Pubblichiamo un nuovo contributo della professoressa Marina Berti a chiusura dell’anno scolastico e prima dell’esame di maturita’”

Finito anche quest’anno scolastico! Finita la DaD, le polemiche, il distanziamento fisico (non chiamatelo sociale!). Lunedì tornerò a scuola, pronta io per gli esami di maturità (non chiamateli di stato, ché quest’anno i nostri studenti di maturità ne hanno dovuta dimostrare tanta!). E loro? Saranno pronti gli studenti delle nostre Quinte? Sì, anche se per loro, quest’anno, sarà più doloroso lasciare la scuola, luogo in cui si sono trasformati in adulti da ragazzini che erano quando varcarono per la prima volta la porta d’entrata,  i corridoi, dove per anni hanno incontrato gli amici,  e quell’aula, palcoscenico di un rituale che li ha visti protagonisti di performance, a volte positive a volte negative.  Doppiamente doloroso perché negli ultimi mesi sono stati separati dal caso, impediti dal guardarsi negli occhi e confortarsi o confrontarsi; perché non si sono potuti abbracciare per gioire o consolarsi; perché una mattina qualsiasi di un giorno qualsiasi hanno saputo che le lezioni in presenza sarebbero state sospese, ma nessuno ha detto loro che non sarebbero più riprese e loro non hanno potuto porre lo sguardo per l’ultima volta sul proprio banco, sulla cattedra, sulla lavagna; perché non hanno potuto organizzare i loro cento giorni all’esame né la loro cena di classe. Perché la loro maturità sarà diversa, solitaria, senza i compagni a sostenerli, senza la stretta di mano con gli insegnanti, nascosti dietro una mascherina chirurgica a sottolineare la lontananza necessaria tra noi e loro.

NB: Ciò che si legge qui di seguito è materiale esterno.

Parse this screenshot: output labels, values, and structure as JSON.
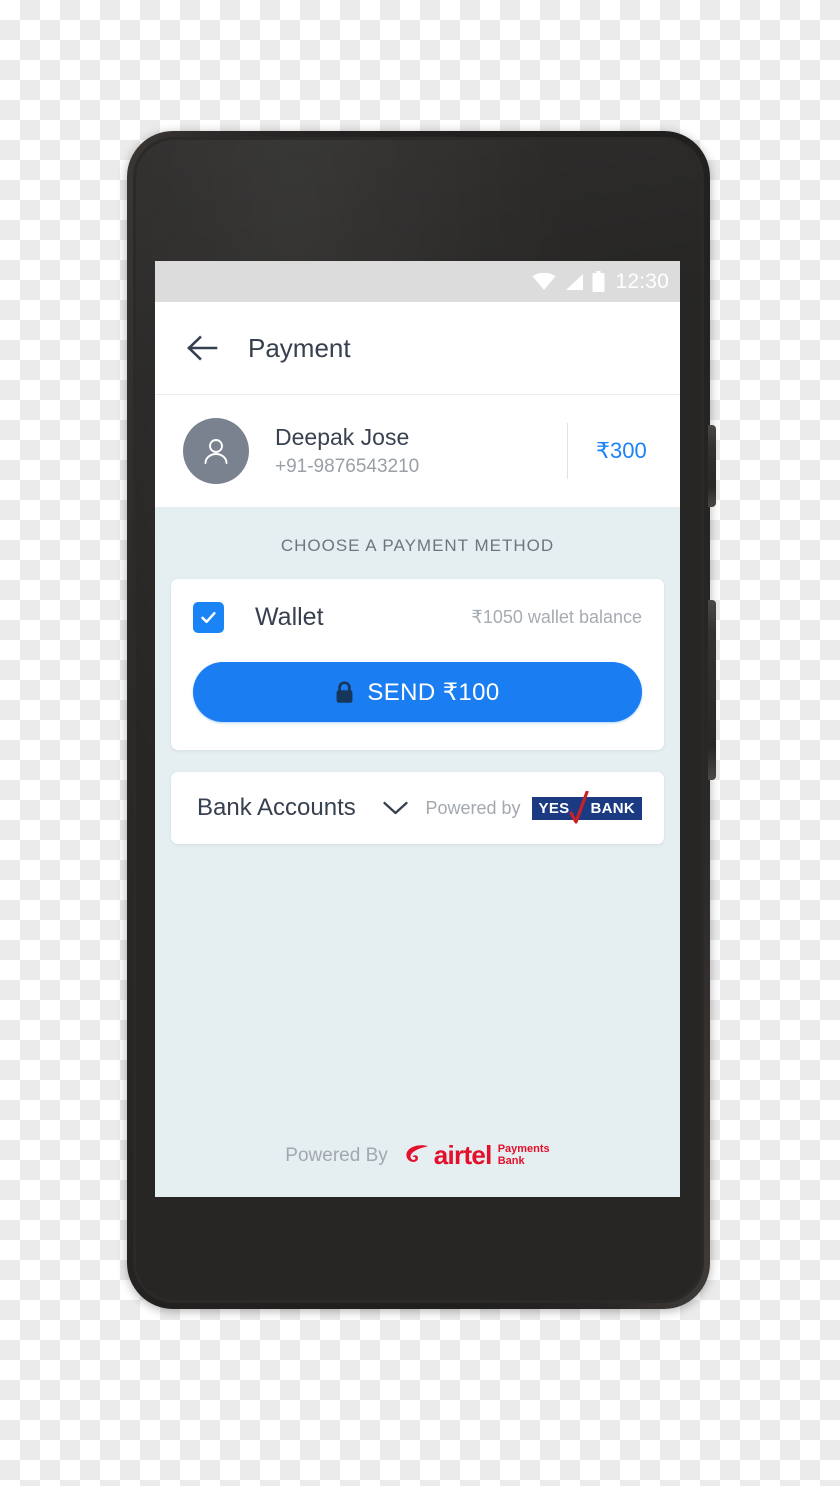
{
  "device": {
    "name": "smartphone-mockup",
    "camera_icon": "front-camera",
    "speaker_icon": "earpiece-speaker",
    "sensor_icon": "proximity-sensor",
    "power_button": "power-button",
    "volume_button": "volume-rocker"
  },
  "status_bar": {
    "wifi_icon": "wifi-icon",
    "signal_icon": "cellular-signal-icon",
    "battery_icon": "battery-icon",
    "time": "12:30",
    "background": "#dcdcdc",
    "icon_color": "#ffffff"
  },
  "app_bar": {
    "back_icon": "back-arrow-icon",
    "title": "Payment"
  },
  "payee": {
    "avatar_icon": "person-avatar-icon",
    "name": "Deepak Jose",
    "phone": "+91-9876543210",
    "amount": "₹300",
    "amount_color": "#1a83f5"
  },
  "payment_section": {
    "heading": "CHOOSE A PAYMENT METHOD",
    "wallet": {
      "checkbox_icon": "checkbox-checked-icon",
      "checked": true,
      "label": "Wallet",
      "balance": "₹1050 wallet balance",
      "accent_color": "#1a83f5"
    },
    "send_button": {
      "lock_icon": "lock-icon",
      "label": "SEND ₹100",
      "background": "#1a7df2",
      "text_color": "#ffffff"
    }
  },
  "bank_accounts": {
    "title": "Bank Accounts",
    "chevron_icon": "chevron-down-icon",
    "powered_by_label": "Powered by",
    "bank_logo": {
      "name": "yes-bank-logo",
      "yes_text": "YES",
      "bank_text": "BANK",
      "background": "#1b3a82",
      "slash_color": "#cc2027"
    }
  },
  "footer": {
    "powered_by_label": "Powered By",
    "brand_icon": "airtel-swirl-icon",
    "brand_name": "airtel",
    "brand_sub_line1": "Payments",
    "brand_sub_line2": "Bank",
    "brand_color": "#e40f2b"
  },
  "theme": {
    "screen_background": "#e5eff1",
    "card_background": "#ffffff",
    "text_primary": "#37404f",
    "text_secondary": "#a2a8ae"
  }
}
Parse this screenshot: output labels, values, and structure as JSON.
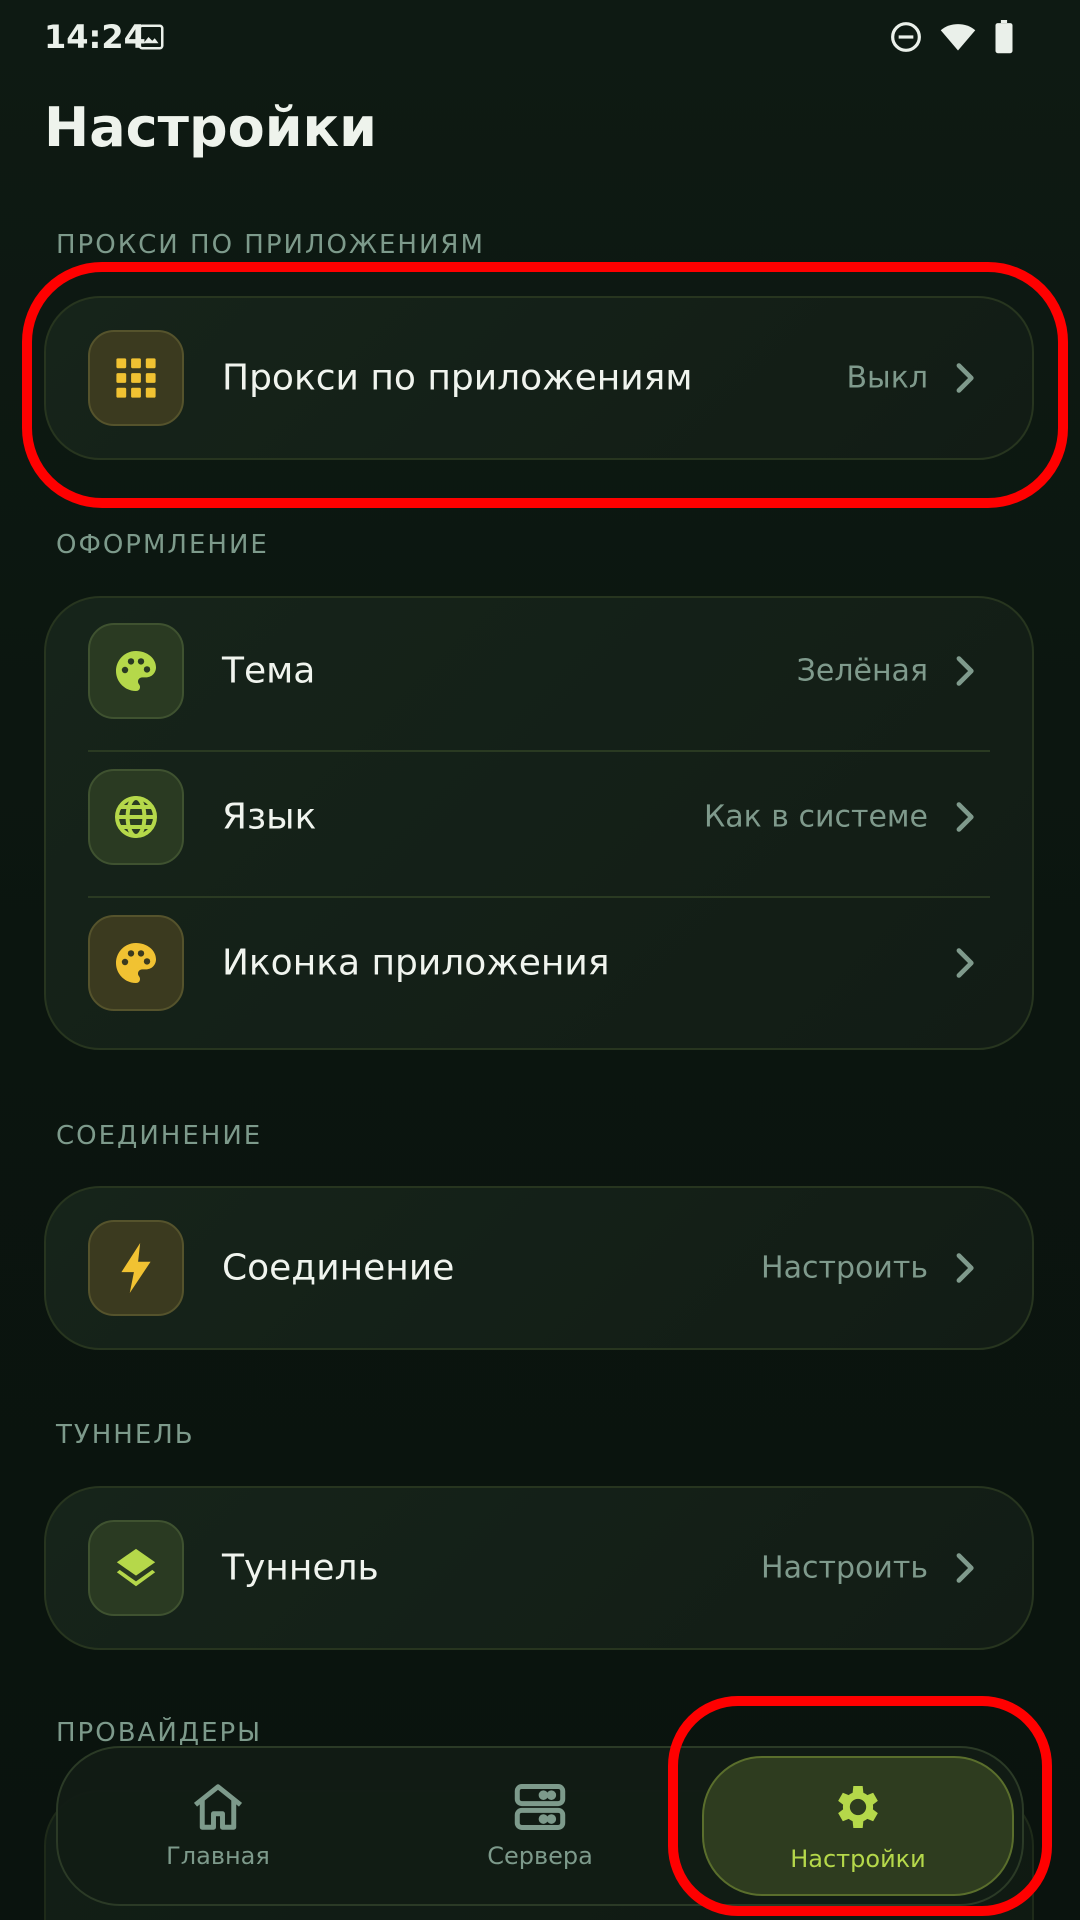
{
  "status_bar": {
    "time": "14:24",
    "icons": [
      "image-icon",
      "dnd-icon",
      "wifi-icon",
      "battery-icon"
    ]
  },
  "page": {
    "title": "Настройки"
  },
  "sections": [
    {
      "label": "ПРОКСИ ПО ПРИЛОЖЕНИЯМ",
      "rows": [
        {
          "icon": "app-grid-icon",
          "label": "Прокси по приложениям",
          "value": "Выкл"
        }
      ]
    },
    {
      "label": "ОФОРМЛЕНИЕ",
      "rows": [
        {
          "icon": "palette-icon",
          "label": "Тема",
          "value": "Зелёная"
        },
        {
          "icon": "globe-icon",
          "label": "Язык",
          "value": "Как в системе"
        },
        {
          "icon": "palette-icon",
          "label": "Иконка приложения",
          "value": ""
        }
      ]
    },
    {
      "label": "СОЕДИНЕНИЕ",
      "rows": [
        {
          "icon": "bolt-icon",
          "label": "Соединение",
          "value": "Настроить"
        }
      ]
    },
    {
      "label": "ТУННЕЛЬ",
      "rows": [
        {
          "icon": "layers-icon",
          "label": "Туннель",
          "value": "Настроить"
        }
      ]
    },
    {
      "label": "ПРОВАЙДЕРЫ",
      "rows": []
    }
  ],
  "bottom_nav": {
    "items": [
      {
        "icon": "home-icon",
        "label": "Главная",
        "active": false
      },
      {
        "icon": "servers-icon",
        "label": "Сервера",
        "active": false
      },
      {
        "icon": "gear-icon",
        "label": "Настройки",
        "active": true
      }
    ]
  },
  "colors": {
    "accent": "#b5d84a",
    "icon_yellow": "#f1c232",
    "icon_green": "#b5d84a",
    "highlight": "#ff0000"
  }
}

Lunedì 15 giugno tornerò a scuola, varcherò il portone d’ingresso, percorrerò i corridoi ed entrerò in un’aula che avrà un aspetto nuovo, diverso da quello che aveva prima del lockdown, chiamiamola chiusura per non irritare qualcuno. Tutto avrà un aspetto diverso, perché questo virus ha spento un po’ il sorriso di tutti. Passerà? Andrà tutto bene? Forse sì, ma per ora qualcosa ci è stato sottratto: in primis ai nostri studenti, ma un po’ anche a noi”.